Tuesday, November 14, 2006

A Snowman Confronts His Doctor About His Botched Rhinoplasty

Are you insane??? How is this in any way acceptable? I asked for a carrot nose, you butcher- a carrot nose. Have you ever seen a carrot before? Shut up- that was a trick question. I can tell you haven't seen a carrot before because if you had, I would have one for a nose. Instead I have this... thing. What is this thing even? It looks like... like I don't even know... some sort of inverted walnut shell or something. You know what? It doesn't matter what it is, because I know what it is not, and it is not a carrot-nose!

This nose... this nose is so far off base that it's not even wrong. It would have been better if you had just removed my nose entirely. A lot of snowmen don't have noses, so that way people wouldn't have thought twice about it. That having been said, it is understood in snowmen culture that if you are going to have a nose, you have two options. The first, is a piece of coal. This is a very practical nose, in that one coal nose will last forever. However, it is not very stylish. This is the sort of nose that my Uncle Wilt or perhaps my Grandmother would wear. They lived through the depression, so that's okay. I don't fault them for wanting nasal security. The second kind of nose that snowmen wear is a carrot. This is a flashier nose, the sort that celebrities like Snowen Wilson and Flake Busey wear. It is a luxury nose. You see, carrots aren't as practical as coal- they attract squirrels, will rot and deform if not properly cared for, and may get knocked off in a heavy breeze. Even if properly cared for, carrot noses need to be regularly replaced, which can become costly over time.

Why, then, might a blue-collar snowman such as myself want a carrot nose? What could possibly make a root vegetable so alluring as a piece of facialwear that I would pawn my corncob pipe to pay for it? Why on earth would I want a carrot nose so badly that I would be willing to undergo the psychological stress of waking up one day to see a face that was drastically different from the day before staring back at me in my shaving mirror? What could motivate a snowman to do something so impractical? There must be some reason, right? I'm not crazy, so what could it be?

I'll tell you what, doc- snowwomen. Have you ever been with a snowwoman? No, I didn't think so. There is nothing on this planet so beautiful or as fragile as a snowwoman. Each snowwoman is as delicate and unique as the individual snowflakes which make up her spherical head, midsection, and bottom. Every single part of a snowwoman- from the tips of her twiggy fingers to that layer of snow under the surface that's full of dead leaves- every single part is icy cold to the touch, and yet her embrace will warm you to the core and melt your heart, figuratively. Paradoxically beautiful, snowwomen are what drive us snowmen. And you know what snowwomen love? A striking profile. Do you know what makes for a striking profile doc? A carrot nose. A long, orange, slightly ribbed carrot nose- the bigger the better.
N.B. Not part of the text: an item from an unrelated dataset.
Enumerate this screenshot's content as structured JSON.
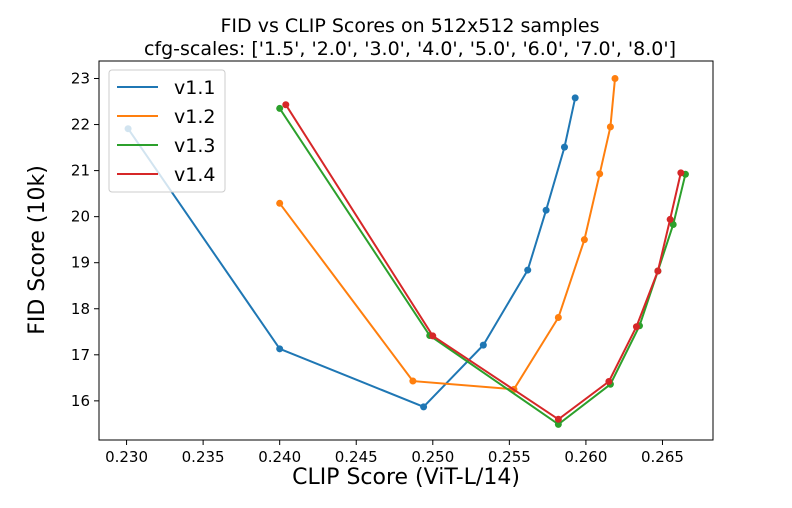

Now then, if snowwomen love striking profiles, which are created by protrusions visible when one's head is viewed from the side, does it not stand to reason that a snowman without a striking profile is a snowman without a snowwoman? Furthermore, does it not also stand to reason that if a snowman had paid considerable money to purchase a carrot nose and thus a striking profile for himself that he might be just a bit irate when he removed his bandages to find some sort of inverted walnut shell in the middle of his face? Some sort of inverted walnut shell! Because of you, doctor, I will never be the object of a snowwoman's affection. Because of you, doctor, I will forever be lonely. Because of you, doctor, my life will forever be a disappointment. Remember that. Remember that you had the chance to make a snowman happy. A snowman- who exists soley to make children giggle. You had a chance to make a snowman happy and instead you made it miserable. May the weight of guilt forever hang by a noose about your neck, doctor, and pray that you don't see me again. I hate you.

Oh, and doctor, do me one favor, would you? Validate my parking for me so that I don't have to look that cute snowwoman secretary of yours in the face on my way out of your office. The pain of her pitiful gaze is too much to bear.